I think the final equation should look something like this:

mass of methane = 306,268.8 J / (2087 J * ΔT2)

Any help would be much appreciated!

2. Nov 25, 2007

### eli64

you don't need the specific heat of methane, (not calculating how much methane will be HEATED, methane is being BURNED)

what's needed is the heat of combustion of methane (in kJ/mol) which is a neg value

you know the energy needed to heat the water which is + (as it is absorbing)

qH2O = -qCH4

-qCH4 = n(CH4) * deltaH(comb)

find n change to grams CH4

3. Nov 25, 2007

### dolomite

Well that makes more sense, thanks! I think I've partially got an understanding. From Wikipedia, the heat of combustion is 802 kJ/mol or 50,125 J/g

I'm not 100% sure on how to use the equation you gave me, -qCH4 = n(CH4) * ΔH(comb)

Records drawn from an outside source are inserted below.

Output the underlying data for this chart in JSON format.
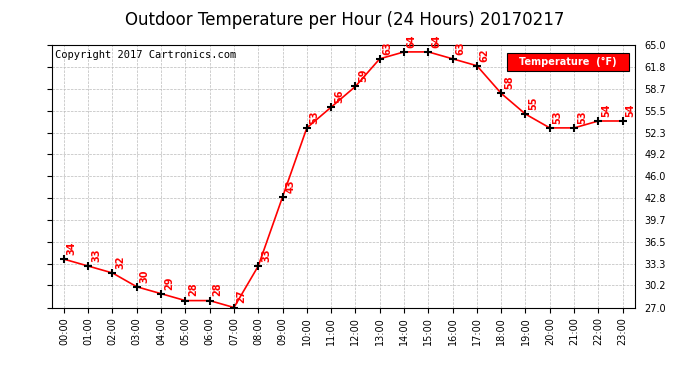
{
  "title": "Outdoor Temperature per Hour (24 Hours) 20170217",
  "copyright": "Copyright 2017 Cartronics.com",
  "legend_label": "Temperature  (°F)",
  "hours": [
    0,
    1,
    2,
    3,
    4,
    5,
    6,
    7,
    8,
    9,
    10,
    11,
    12,
    13,
    14,
    15,
    16,
    17,
    18,
    19,
    20,
    21,
    22,
    23
  ],
  "temperatures": [
    34,
    33,
    32,
    30,
    29,
    28,
    28,
    27,
    33,
    43,
    53,
    56,
    59,
    63,
    64,
    64,
    63,
    62,
    58,
    55,
    53,
    53,
    54,
    54
  ],
  "xlim": [
    -0.5,
    23.5
  ],
  "ylim": [
    27.0,
    65.0
  ],
  "yticks": [
    27.0,
    30.2,
    33.3,
    36.5,
    39.7,
    42.8,
    46.0,
    49.2,
    52.3,
    55.5,
    58.7,
    61.8,
    65.0
  ],
  "line_color": "red",
  "marker": "+",
  "marker_color": "black",
  "bg_color": "white",
  "grid_color": "#bbbbbb",
  "label_color": "red",
  "title_fontsize": 12,
  "copyright_fontsize": 7.5,
  "tick_label_fontsize": 7,
  "data_label_fontsize": 7,
  "legend_bg": "red",
  "legend_text_color": "white"
}
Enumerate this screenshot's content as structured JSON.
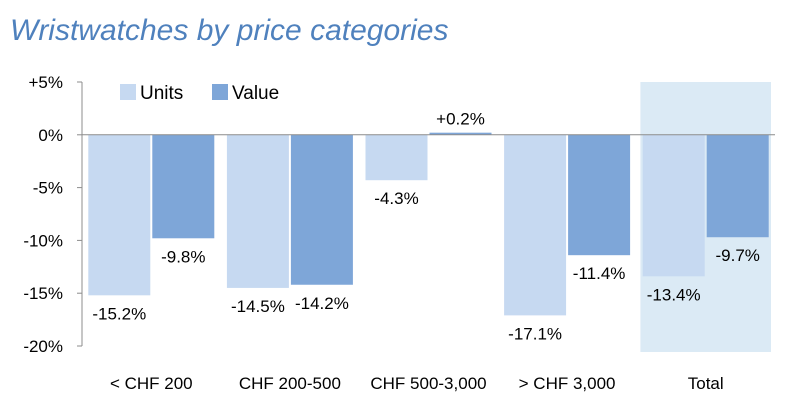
{
  "chart_data": {
    "type": "bar",
    "title": "Wristwatches by price categories",
    "categories": [
      "< CHF 200",
      "CHF 200-500",
      "CHF 500-3,000",
      "> CHF 3,000",
      "Total"
    ],
    "series": [
      {
        "name": "Units",
        "values": [
          -15.2,
          -14.5,
          -4.3,
          -17.1,
          -13.4
        ],
        "labels": [
          "-15.2%",
          "-14.5%",
          "-4.3%",
          "-17.1%",
          "-13.4%"
        ]
      },
      {
        "name": "Value",
        "values": [
          -9.8,
          -14.2,
          0.2,
          -11.4,
          -9.7
        ],
        "labels": [
          "-9.8%",
          "-14.2%",
          "+0.2%",
          "-11.4%",
          "-9.7%"
        ]
      }
    ],
    "yticks": [
      {
        "value": 5,
        "label": "+5%"
      },
      {
        "value": 0,
        "label": "0%"
      },
      {
        "value": -5,
        "label": "-5%"
      },
      {
        "value": -10,
        "label": "-10%"
      },
      {
        "value": -15,
        "label": "-15%"
      },
      {
        "value": -20,
        "label": "-20%"
      }
    ],
    "ylim": [
      -20,
      5
    ],
    "xlabel": "",
    "ylabel": "",
    "legend": "top-left",
    "highlight_category": "Total",
    "colors": {
      "Units": "#c6d9f1",
      "Value": "#7ea6d8",
      "highlight": "#dbeaf5",
      "axis": "#8c8c8c",
      "title": "#4f81bd"
    }
  }
}
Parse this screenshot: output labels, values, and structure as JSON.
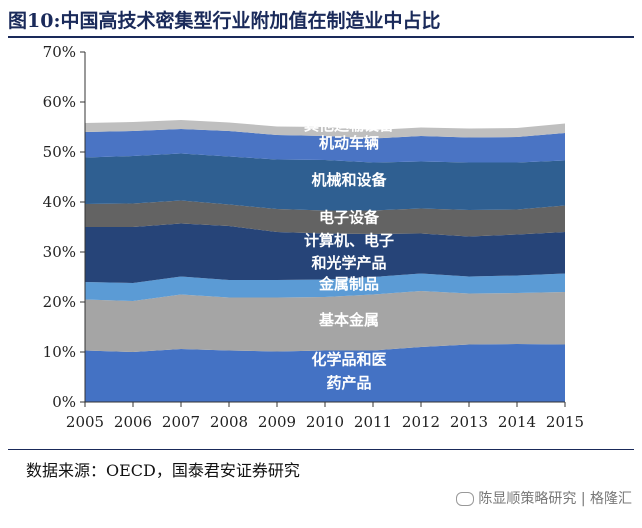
{
  "title": "图10:中国高技术密集型行业附加值在制造业中占比",
  "source": "数据来源：OECD，国泰君安证券研究",
  "watermark": "陈显顺策略研究 | 格隆汇",
  "chart_data": {
    "type": "area",
    "stacked": true,
    "x": [
      2005,
      2006,
      2007,
      2008,
      2009,
      2010,
      2011,
      2012,
      2013,
      2014,
      2015
    ],
    "ylim": [
      0,
      70
    ],
    "yticks": [
      "0%",
      "10%",
      "20%",
      "30%",
      "40%",
      "50%",
      "60%",
      "70%"
    ],
    "grid": false,
    "legend": "none",
    "series": [
      {
        "name": "化学品和医药产品",
        "color": "#4472c4",
        "values": [
          10.3,
          10.0,
          10.6,
          10.3,
          10.1,
          10.3,
          10.3,
          11.0,
          11.5,
          11.6,
          11.5
        ]
      },
      {
        "name": "基本金属",
        "color": "#a5a5a5",
        "values": [
          10.2,
          10.2,
          10.9,
          10.6,
          10.8,
          10.7,
          11.2,
          11.2,
          10.2,
          10.2,
          10.5
        ]
      },
      {
        "name": "金属制品",
        "color": "#5b9bd5",
        "values": [
          3.5,
          3.6,
          3.6,
          3.5,
          3.5,
          3.5,
          3.5,
          3.5,
          3.4,
          3.5,
          3.7
        ]
      },
      {
        "name": "计算机、电子和光学产品",
        "color": "#264478",
        "values": [
          11.0,
          11.2,
          10.6,
          10.8,
          9.6,
          9.2,
          8.6,
          8.0,
          8.0,
          8.2,
          8.3
        ]
      },
      {
        "name": "电子设备",
        "color": "#636363",
        "values": [
          4.6,
          4.7,
          4.6,
          4.3,
          4.6,
          4.6,
          4.7,
          5.0,
          5.3,
          5.0,
          5.3
        ]
      },
      {
        "name": "机械和设备",
        "color": "#2f5f91",
        "values": [
          9.3,
          9.5,
          9.4,
          9.6,
          9.9,
          10.1,
          9.6,
          9.4,
          9.5,
          9.4,
          9.0
        ]
      },
      {
        "name": "机动车辆",
        "color": "#4a74c4",
        "values": [
          5.1,
          5.0,
          4.9,
          5.1,
          4.9,
          4.8,
          4.8,
          5.1,
          5.0,
          5.1,
          5.5
        ]
      },
      {
        "name": "其他运输设备",
        "color": "#bfbfbf",
        "values": [
          1.8,
          1.8,
          1.8,
          1.7,
          1.7,
          1.8,
          1.7,
          1.7,
          1.8,
          1.8,
          1.9
        ]
      }
    ],
    "labels": [
      {
        "lines": [
          "化学品和医",
          "药产品"
        ],
        "x": 2010.5,
        "y": [
          7.5,
          2.8
        ]
      },
      {
        "lines": [
          "基本金属"
        ],
        "x": 2010.5,
        "y": [
          15.4
        ]
      },
      {
        "lines": [
          "金属制品"
        ],
        "x": 2010.5,
        "y": [
          22.6
        ]
      },
      {
        "lines": [
          "计算机、电子",
          "和光学产品"
        ],
        "x": 2010.5,
        "y": [
          31.3,
          26.8
        ]
      },
      {
        "lines": [
          "电子设备"
        ],
        "x": 2010.5,
        "y": [
          35.9
        ]
      },
      {
        "lines": [
          "机械和设备"
        ],
        "x": 2010.5,
        "y": [
          43.4
        ]
      },
      {
        "lines": [
          "机动车辆"
        ],
        "x": 2010.5,
        "y": [
          50.8
        ]
      },
      {
        "lines": [
          "其他运输设备"
        ],
        "x": 2010.5,
        "y": [
          54.4
        ]
      }
    ]
  }
}
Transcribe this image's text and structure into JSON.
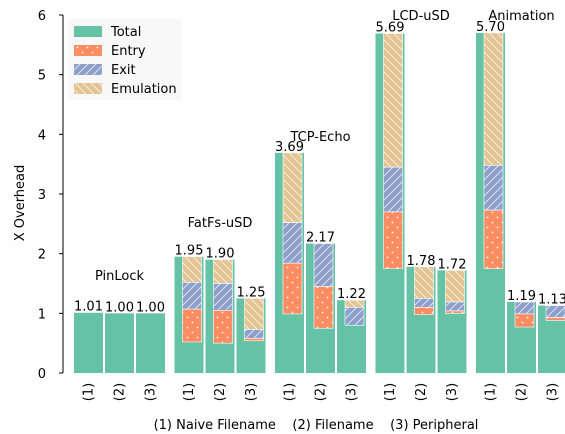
{
  "chart_data": {
    "type": "bar",
    "stacked_overlay": true,
    "ylabel": "X Overhead",
    "ylim": [
      0,
      6
    ],
    "yticks": [
      0,
      1,
      2,
      3,
      4,
      5,
      6
    ],
    "caption": "(1) Naive Filename    (2) Filename    (3) Peripheral",
    "legend": {
      "placement": "top-left",
      "entries": [
        {
          "key": "total",
          "name": "Total"
        },
        {
          "key": "entry",
          "name": "Entry"
        },
        {
          "key": "exit",
          "name": "Exit"
        },
        {
          "key": "emulation",
          "name": "Emulation"
        }
      ]
    },
    "colors": {
      "total": "#66c2a5",
      "entry": "#fc8d62",
      "exit": "#8da0cb",
      "emulation": "#e5c494"
    },
    "bar_category_labels": [
      "(1)",
      "(2)",
      "(3)"
    ],
    "groups": [
      {
        "name": "PinLock",
        "bars": [
          {
            "category": "(1)",
            "total": 1.01,
            "label": "1.01",
            "entry": 0,
            "exit": 0,
            "emulation": 0
          },
          {
            "category": "(2)",
            "total": 1.0,
            "label": "1.00",
            "entry": 0,
            "exit": 0,
            "emulation": 0
          },
          {
            "category": "(3)",
            "total": 1.0,
            "label": "1.00",
            "entry": 0,
            "exit": 0,
            "emulation": 0
          }
        ]
      },
      {
        "name": "FatFs-uSD",
        "bars": [
          {
            "category": "(1)",
            "total": 1.95,
            "label": "1.95",
            "entry": 0.55,
            "exit": 0.45,
            "emulation": 0.43
          },
          {
            "category": "(2)",
            "total": 1.9,
            "label": "1.90",
            "entry": 0.55,
            "exit": 0.45,
            "emulation": 0.4
          },
          {
            "category": "(3)",
            "total": 1.25,
            "label": "1.25",
            "entry": 0.04,
            "exit": 0.15,
            "emulation": 0.52
          }
        ]
      },
      {
        "name": "TCP-Echo",
        "bars": [
          {
            "category": "(1)",
            "total": 3.69,
            "label": "3.69",
            "entry": 0.85,
            "exit": 0.68,
            "emulation": 1.17
          },
          {
            "category": "(2)",
            "total": 2.17,
            "label": "2.17",
            "entry": 0.7,
            "exit": 0.72,
            "emulation": 0.0
          },
          {
            "category": "(3)",
            "total": 1.22,
            "label": "1.22",
            "entry": 0.0,
            "exit": 0.3,
            "emulation": 0.12
          }
        ]
      },
      {
        "name": "LCD-uSD",
        "bars": [
          {
            "category": "(1)",
            "total": 5.69,
            "label": "5.69",
            "entry": 0.95,
            "exit": 0.75,
            "emulation": 2.24
          },
          {
            "category": "(2)",
            "total": 1.78,
            "label": "1.78",
            "entry": 0.12,
            "exit": 0.15,
            "emulation": 0.53
          },
          {
            "category": "(3)",
            "total": 1.72,
            "label": "1.72",
            "entry": 0.04,
            "exit": 0.15,
            "emulation": 0.53
          }
        ]
      },
      {
        "name": "Animation",
        "bars": [
          {
            "category": "(1)",
            "total": 5.7,
            "label": "5.70",
            "entry": 0.98,
            "exit": 0.75,
            "emulation": 2.22
          },
          {
            "category": "(2)",
            "total": 1.19,
            "label": "1.19",
            "entry": 0.22,
            "exit": 0.2,
            "emulation": 0.0
          },
          {
            "category": "(3)",
            "total": 1.13,
            "label": "1.13",
            "entry": 0.05,
            "exit": 0.2,
            "emulation": 0.0
          }
        ]
      }
    ]
  }
}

if that means -306,268.8 J / -50,125 J/g = n(CH4) then that would mean there are 6.11 g of CH4 needed to heat the H2O 61 degrees.

The idea makes sense to me but I'm not sure if the numbers do, if 1 gram of CH4 produces roughly 50,000 J of energy and the water needs about 300,000 to be heated then 6 grams makes sense. But that number seems incredibly insignificant to the 1,200 g of H2O.

I still feel like I'm overlooking something relatively simple.

4. Nov 25, 2007

### eli64

just to be clear
-306,268.8 J / -50,125 J/g = g (CH4)

yes, it doesn't seem like alot of methane is needed but that is because the heat of combustion is so high. Also why methane (component of natural gas) is used for heating homes.

5. Nov 25, 2007

### dolomite

Awesome, that helped a lot, thank you . I think I've got this idea on lock-down.

The only problem left with this question for me was that when I looked up the answer it was 5.52 g, instead of my calculated 6.11. Which, if I calculated the energy needed to heat the water 61 degrees correctly, means methane's heat of combustion would actually be 887.7 kJ/mol.

Any idea where I went wrong?

6. Nov 25, 2007

### eli64

You calculated correctly but it depends on whether H2O(g) or H2O(l) is used as the product in calculating heat of combustion

If you calculate deltaH (comb) for methane using Hess's law (sum heat of prod) - (sum heat of reactants) using H2O(g) you get

CH4(g) + 2O2(g) --> CO2(g) + 2H2O(g) deltaH = -802kJ/mol
http://pslc.ws/fire/cellulos/combcals.htm

if you use H2O(l) you get -890.9 kJ/mol (can do this yourself)

Ideally you should use the measured value which Wiki gave for H2O(g) but obviously your question did not use.